Against all odds, the case settled without going to trial. However, the animosity between these two people was so great that while we waited for the administrative bookkeeping to be put in place for the payment of child support to be made through the Friend of the Court system, the attorneys agreed to act as liaisons to transmit father’s monthly support check to mother. The ex-husband would write the child support check, drop it off to his attorney, who would then mail it to me. My client would then come to the office to pick it up.
It was on one of those pick-ups that I had the epiphany that brought me down a notch and made me re-consider the possibility that my clients are not always perfect. One day, the mother came in to pick up her child support check and I came out with the check to the lobby where she was waiting with her eight and ten year old children. I handed her the check and she thanked me, saying “I’m so grateful that you are willing to do this for me. I know that if the attorneys weren’t involved, Joe [not his real name] would never pay me. He doesn’t care if his children starve!” She said this terrible thing about the children’s father right there, in front of and in clear hearing of her two children. I was stunned.
Even I was not so naïve as to believe this was the first time Mom had trash-talked Dad in front of the kids. I even allowed for the possibility that she had no insight into her behavior and did not realize she was acting in the same way as the father had been – something she had complained about bitterly throughout the divorce. It really made no difference from the point of view of the children, though.
There are some take-aways from this story. Some are for the family law bar. We attorneys need to remember that it really does take two to tango. We need to remain mindful that, with some notable exceptions, a divorce is little more than two decent people who have not been able to make it together and now wish to part company. Rarely is one side the angel and the other the devil. Also, it is not necessary to believe our clients are blameless or their behavior exemplary to provide zealous legal representation. I assume that going through a divorce will invariably bring out the worst in my clients. They are human, and they are still entitled to have a good lawyer, even when they behave badly. But, we attorneys are also counselors and in order to provide counsel we need to recognize our clients’ strengths – and their weaknesses.

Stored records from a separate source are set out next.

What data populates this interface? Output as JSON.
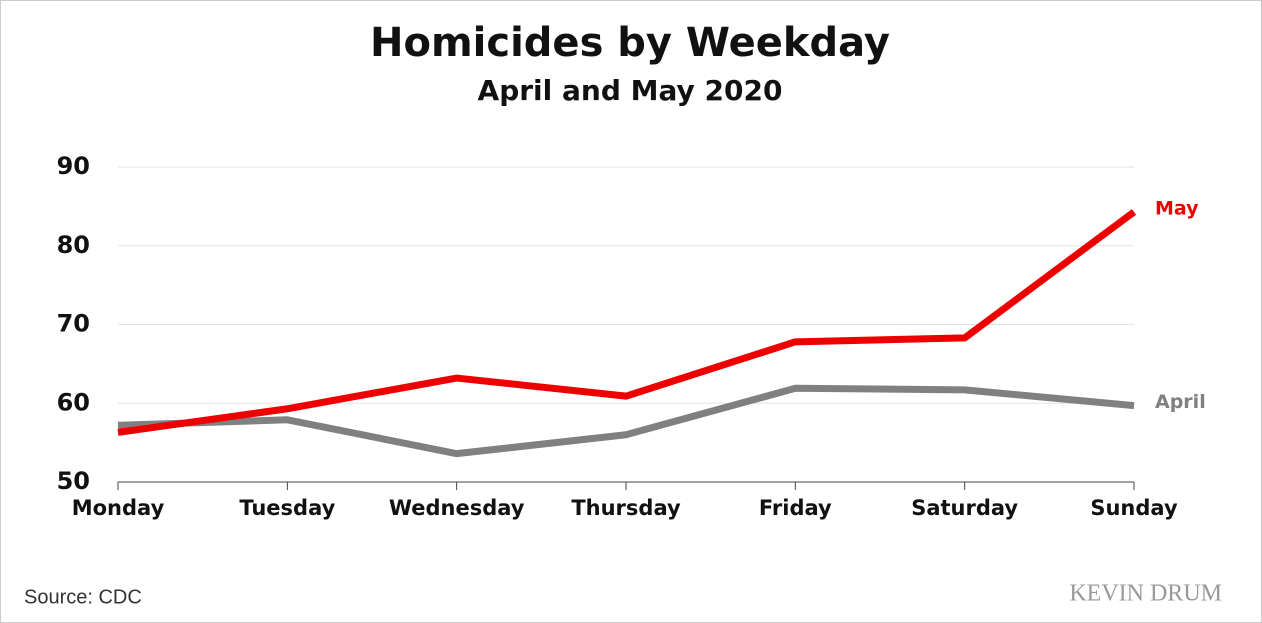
{
  "chart_data": {
    "type": "line",
    "title": "Homicides by Weekday",
    "subtitle": "April and May 2020",
    "categories": [
      "Monday",
      "Tuesday",
      "Wednesday",
      "Thursday",
      "Friday",
      "Saturday",
      "Sunday"
    ],
    "series": [
      {
        "name": "April",
        "color": "#808080",
        "values": [
          57.2,
          57.9,
          53.6,
          56.0,
          61.9,
          61.7,
          59.7
        ]
      },
      {
        "name": "May",
        "color": "#ee0000",
        "values": [
          56.3,
          59.3,
          63.2,
          60.9,
          67.8,
          68.3,
          84.3
        ]
      }
    ],
    "ylim": [
      50,
      90
    ],
    "yticks": [
      50,
      60,
      70,
      80,
      90
    ],
    "grid": true,
    "source": "Source:  CDC",
    "watermark": "KEVIN DRUM"
  }
}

There are also lessons to learn for you parents out there who are still reading. Sometimes our anger spills over in ways that our children witness, even when we don’t realize it. Be mindful of everything you say and do concerning your ex or estranged spouse in front of the children. Children come from two parents. Consider what the child is learning about him/herself if he hears one parent say the other parent is a bad person. The child is learning that s/he is bad, too, because s/he is a product of that bad person. Putting down a parent in front of his/her children is never in a child’s best interests.